Excel画面を用いて説明をします.使っているExcelのバージョンはOffice2016になります.

二元配置分散分析を行うツールを選択するために,「データ」タブの「データ分析」をクリックします.

出てきた「データ分析」ウィンドウから,「分散分析: 繰り返しのある二元配置」をクリックして「OK」を選択します.
※ 二元配置分散分析における”繰り返しのある”とは,IT業界かつ副業をしてる回答者が複数いる例題のように,セル内のデータ数が2以上の場合です.

データ分析ツールの利用

「分散分析: 繰り返しのある二元配置」における入力例は以下のようになります.

Excelの計算例

「入力範囲(I)」では事前に入力したデータのセルを選択します.データの範囲はラベルが入力されている行と列(3行目とC列)まで含めます.

「1標本あたりの行数(R)」は1つのセルのデータ数を入力します.例題では3になります.

「α(A)」では,二次元配置分散分析の有意水準を入力します.一般的に使用する有意水準α=0.05とする場合は,”0.05”を入力します.

「出力先オプション」では「出力先(O)」を選択して任意のセルを選択してください.同じシート内の空白のセルを選択すると出力結果が見やすいです.

以上の項目を入力して「OK」をクリックすると,出力指定したセルに二元配置分散分析のp値と検定統計量が出力されます.

二元配置分散分析の分析結果

分散分析表の変動要因のうち「標本」は行項目,「列」は列項目を示しています.

例題では,標本のp値が0.096..であるので帰無仮説は棄却されません.列のp値は0.00032..で p値 < 有意水準α=0.05であるため帰無仮説は棄却され対立仮説が採択されます.よって「業界によって年収は異なる」といった結論が得られます.
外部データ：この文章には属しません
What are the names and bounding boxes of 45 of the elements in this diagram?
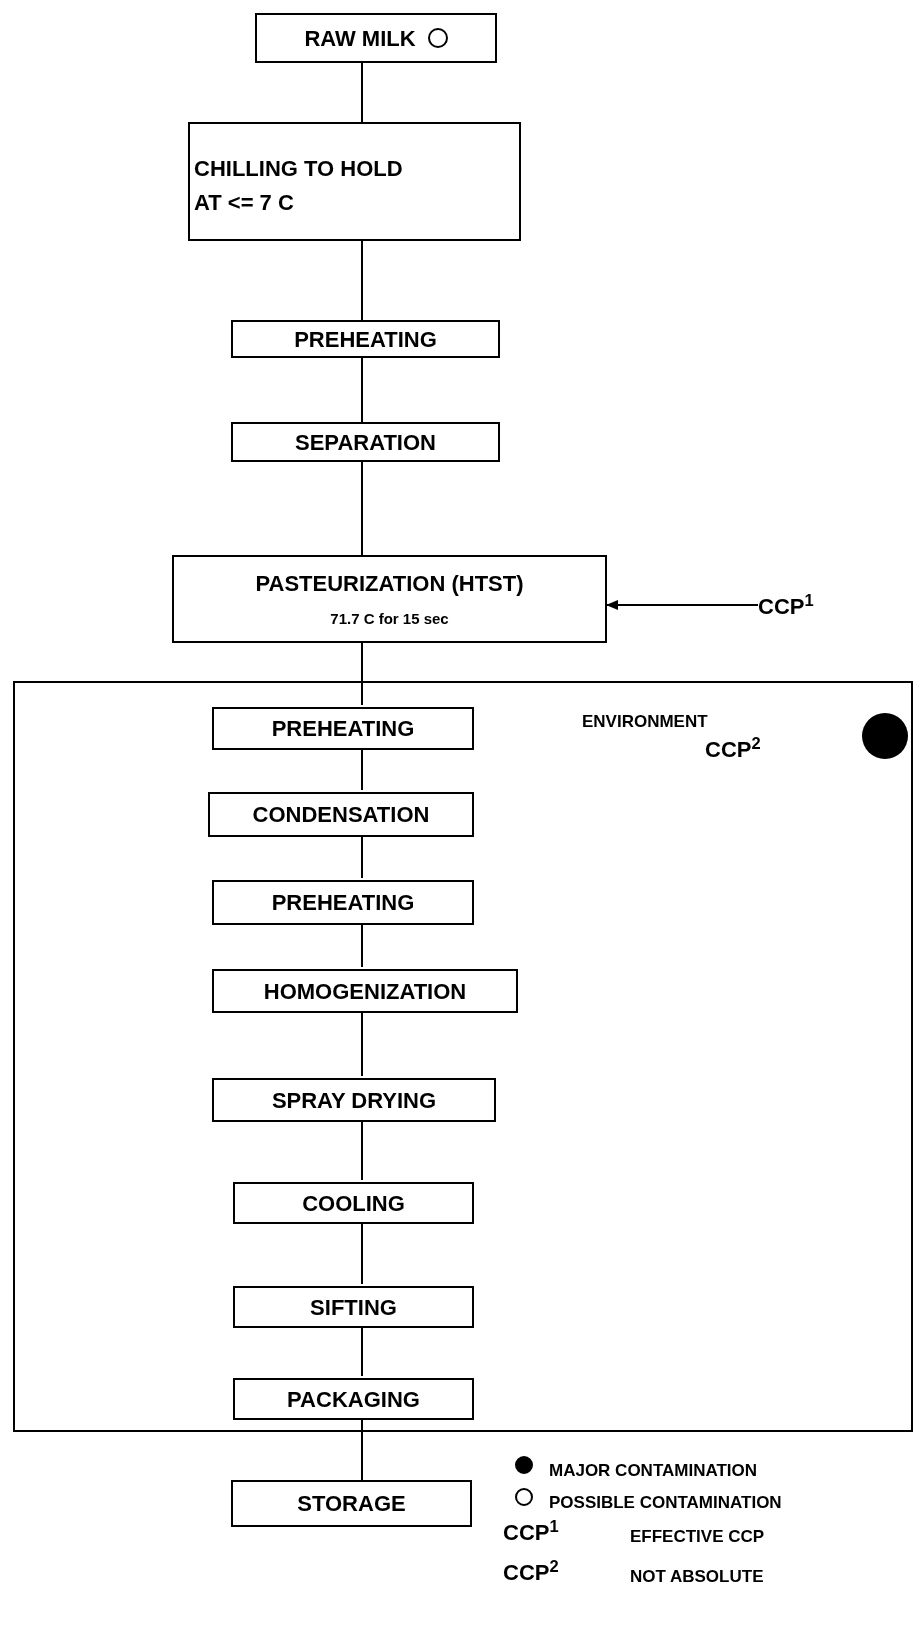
group-label: ENVIRONMENT [582, 712, 708, 731]
process-box [231, 320, 500, 358]
legend-label: MAJOR CONTAMINATION [549, 1460, 758, 1482]
step-label: PREHEATING [294, 325, 437, 354]
step-label: STORAGE [297, 1490, 406, 1518]
process-box [231, 1480, 472, 1527]
process-box [233, 1182, 474, 1224]
process-box [172, 555, 607, 643]
step-label: SEPARATION [295, 428, 436, 457]
step-label: PACKAGING [287, 1385, 420, 1414]
step-label: CHILLING TO HOLD AT <= 7 C [194, 155, 404, 217]
step-label: COOLING [302, 1189, 405, 1218]
legend-label: POSSIBLE CONTAMINATION [549, 1492, 782, 1514]
connector-line [361, 357, 363, 423]
process-box [212, 969, 518, 1013]
step-label: HOMOGENIZATION [263, 977, 467, 1006]
process-box [208, 792, 474, 837]
step-label: SIFTING [310, 1293, 397, 1322]
connector-line [361, 62, 363, 123]
process-box [233, 1378, 474, 1420]
key-description: EFFECTIVE CCP [630, 1527, 765, 1546]
step-label: RAW MILK [304, 24, 416, 53]
step-detail: 71.7 C for 15 sec [330, 609, 449, 630]
process-box [255, 13, 497, 63]
process-box [212, 1078, 496, 1122]
key-description: NOT ABSOLUTE [630, 1567, 764, 1586]
process-box [212, 880, 474, 925]
process-box [233, 1286, 474, 1328]
connector-line [606, 600, 759, 610]
ccp-key: CCP$^{2}$ [503, 1560, 559, 1585]
step-label: PREHEATING [271, 715, 415, 743]
process-box [188, 122, 521, 241]
connector-line [361, 240, 363, 321]
ccp-label: CCP$^{1}$ [758, 590, 814, 621]
group-frame [13, 681, 913, 1432]
connector-line [361, 461, 363, 556]
group-label: CCP$^{2}$ [705, 737, 761, 762]
step-label: SPRAY DRYING [271, 1086, 437, 1115]
step-label: CONDENSATION [252, 801, 430, 829]
process-box [212, 707, 474, 750]
ccp-key: CCP$^{1}$ [503, 1520, 559, 1545]
step-label: PREHEATING [271, 889, 415, 917]
process-box [231, 422, 500, 462]
connector-line [361, 642, 363, 706]
step-label: PASTEURIZATION (HTST) [255, 570, 524, 599]
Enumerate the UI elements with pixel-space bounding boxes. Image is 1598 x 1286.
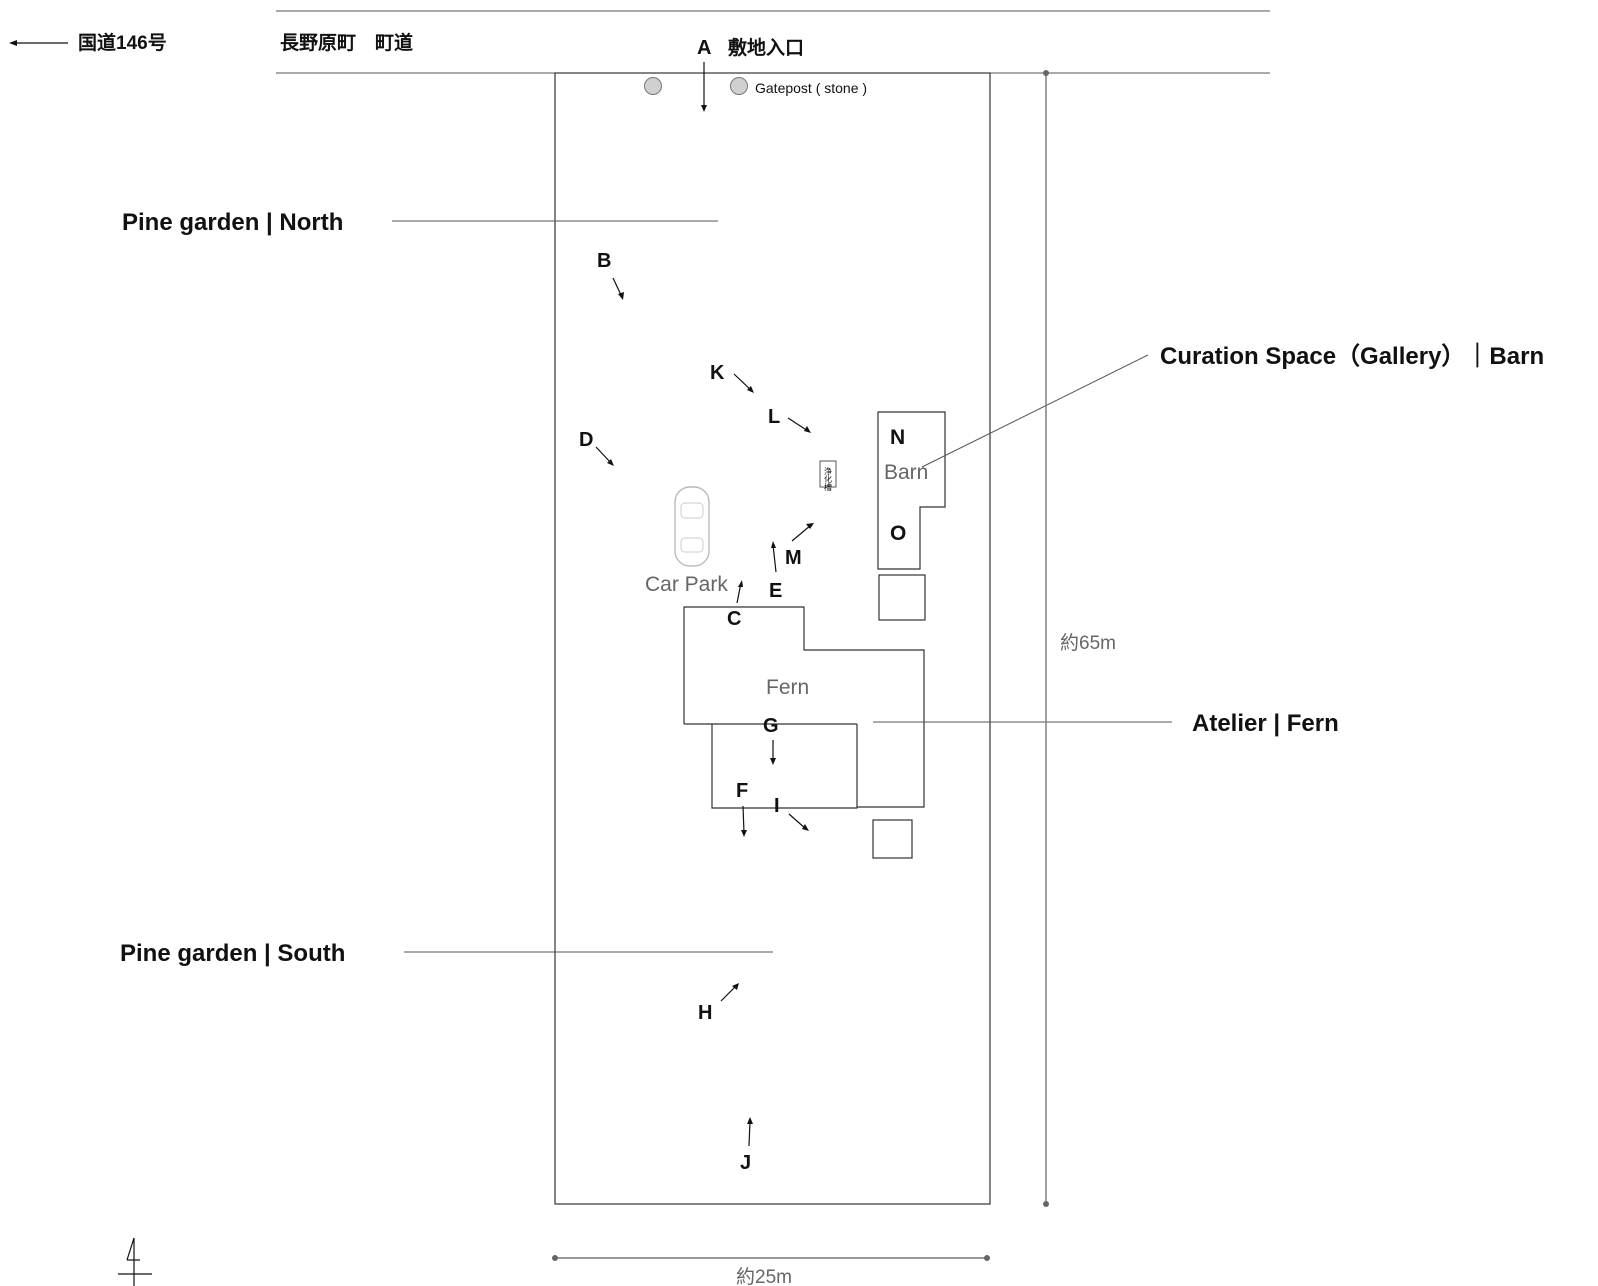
barn-annex-box bbox=[878, 574, 926, 621]
atelier-label: Atelier | Fern bbox=[1192, 710, 1339, 737]
curation-leader bbox=[921, 354, 1149, 468]
width-dimension-end bbox=[984, 1255, 990, 1261]
viewpoint-c: C bbox=[727, 608, 741, 630]
length-dimension-end bbox=[1043, 1201, 1049, 1207]
arrow-i-icon bbox=[788, 813, 809, 831]
viewpoint-a: A bbox=[697, 37, 711, 59]
curation-label: Curation Space（Gallery）｜Barn bbox=[1160, 342, 1544, 370]
viewpoint-f: F bbox=[736, 780, 748, 802]
gatepost-label: Gatepost ( stone ) bbox=[755, 80, 867, 96]
site-boundary bbox=[554, 72, 991, 1205]
fern-building bbox=[683, 606, 925, 808]
arrow-k-icon bbox=[733, 373, 754, 393]
arrow-l-icon bbox=[787, 417, 811, 433]
arrow-b-icon bbox=[612, 277, 624, 300]
viewpoint-h: H bbox=[698, 1002, 712, 1024]
viewpoint-d: D bbox=[579, 429, 593, 451]
width-dimension-start bbox=[552, 1255, 558, 1261]
arrow-a-icon bbox=[701, 62, 707, 112]
car-park-label: Car Park bbox=[645, 573, 728, 596]
arrow-e-icon bbox=[771, 541, 777, 573]
road-label: 長野原町 町道 bbox=[280, 31, 413, 54]
arrow-g-icon bbox=[770, 740, 776, 765]
arrow-d-icon bbox=[595, 446, 614, 466]
arrow-c-icon bbox=[736, 580, 743, 604]
viewpoint-k: K bbox=[710, 362, 725, 384]
fern-annex bbox=[711, 724, 858, 809]
route-label: 国道146号 bbox=[78, 31, 167, 54]
fern-annex-box bbox=[872, 819, 913, 859]
length-dimension-label: 約65m bbox=[1060, 632, 1116, 654]
viewpoint-i: I bbox=[774, 795, 780, 817]
viewpoint-n: N bbox=[890, 426, 905, 449]
gatepost-right bbox=[730, 77, 748, 95]
entrance-label: 敷地入口 bbox=[728, 36, 804, 59]
pine-south-label: Pine garden | South bbox=[120, 940, 345, 967]
viewpoint-o: O bbox=[890, 522, 906, 545]
car-icon bbox=[674, 486, 710, 567]
viewpoint-g: G bbox=[763, 715, 779, 737]
width-dimension-label: 約25m bbox=[736, 1266, 792, 1286]
viewpoint-b: B bbox=[597, 250, 611, 272]
septic-tank-label: 浄化槽 bbox=[824, 466, 833, 492]
arrow-m-icon bbox=[791, 523, 814, 542]
septic-tank-icon bbox=[819, 460, 837, 488]
barn-building bbox=[877, 411, 946, 570]
viewpoint-e: E bbox=[769, 580, 782, 602]
route-arrow-icon bbox=[9, 40, 68, 46]
viewpoint-l: L bbox=[768, 406, 780, 428]
fern-label: Fern bbox=[766, 676, 809, 699]
viewpoint-m: M bbox=[785, 547, 802, 569]
gatepost-left bbox=[644, 77, 662, 95]
north-arrow-icon bbox=[118, 1237, 152, 1286]
arrow-f-icon bbox=[741, 805, 747, 837]
arrow-h-icon bbox=[720, 983, 739, 1002]
length-dimension-start bbox=[1043, 70, 1049, 76]
arrow-j-icon bbox=[747, 1117, 753, 1147]
viewpoint-j: J bbox=[740, 1152, 751, 1174]
pine-north-label: Pine garden | North bbox=[122, 209, 343, 236]
barn-label: Barn bbox=[884, 461, 928, 484]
交互作用のp値は0.809であるため帰無仮説は棄却されず,「副業の有無と業界に交互作用がない」といった結論が得られます.

》分散分析・交互作用とは

補足① 片側検定について

分散分析では,片側検定はなく両側検定のみになります.

補足② 交互作用と多重比較の関係について

二元配置分散分析では,3群以上の標本に対して母平均に差があるかを調べます.検定結果としてはどれかの標本に差があるという判断をすることができますが,要因ごとのどの群とどの群に差があるかを特定することはできません.

3群以上の標本に対して2つの群ごとに検定を行い,どの群とどの群が異なるかを調べる際は多重比較という手法を用います.

二元配置分散分析の結果として,交互作用がある場合は要因Aと要因Bは切り離して考えることはできないため要因Aの群と要因Bの群(全てのセル)に対して多重比較を行います.

交互作用がない場合は有意差があった要因ごとに群間の比較を行います.

》多重比較とは

補足③ 一元配置分散分析を行う前提条件

二元配置分散分析を行う際の扱うデータの前提条件について紹介します.

① 対応のない場合
 二元配置分散分析は対応のある群(同一個体)のデータに対しては用いることができません.対応のある場合は,混合効果二元配置分散分析を行う必要があります.

》対応のある・対応のないとは

② 正規分布に従う
  分散分析は,パラメトリックな検定になります.用いるデータが正規分布に従うと仮定できる場合に使うことができます.正規分布でない場合は,ノンパラメトリック検定であるクラスカル・ウォリスの検定を行います.

》正規性の調べ方
》クラスカル・ウォリス検定

③ 比較するグループの分散が等しい
  比較する群の分散が等しい場合に二元配置分散分析を行います.3群以上の分散はバートレット検定で調べることができます.分散が等しくないときは,ウェルチの検定を行います.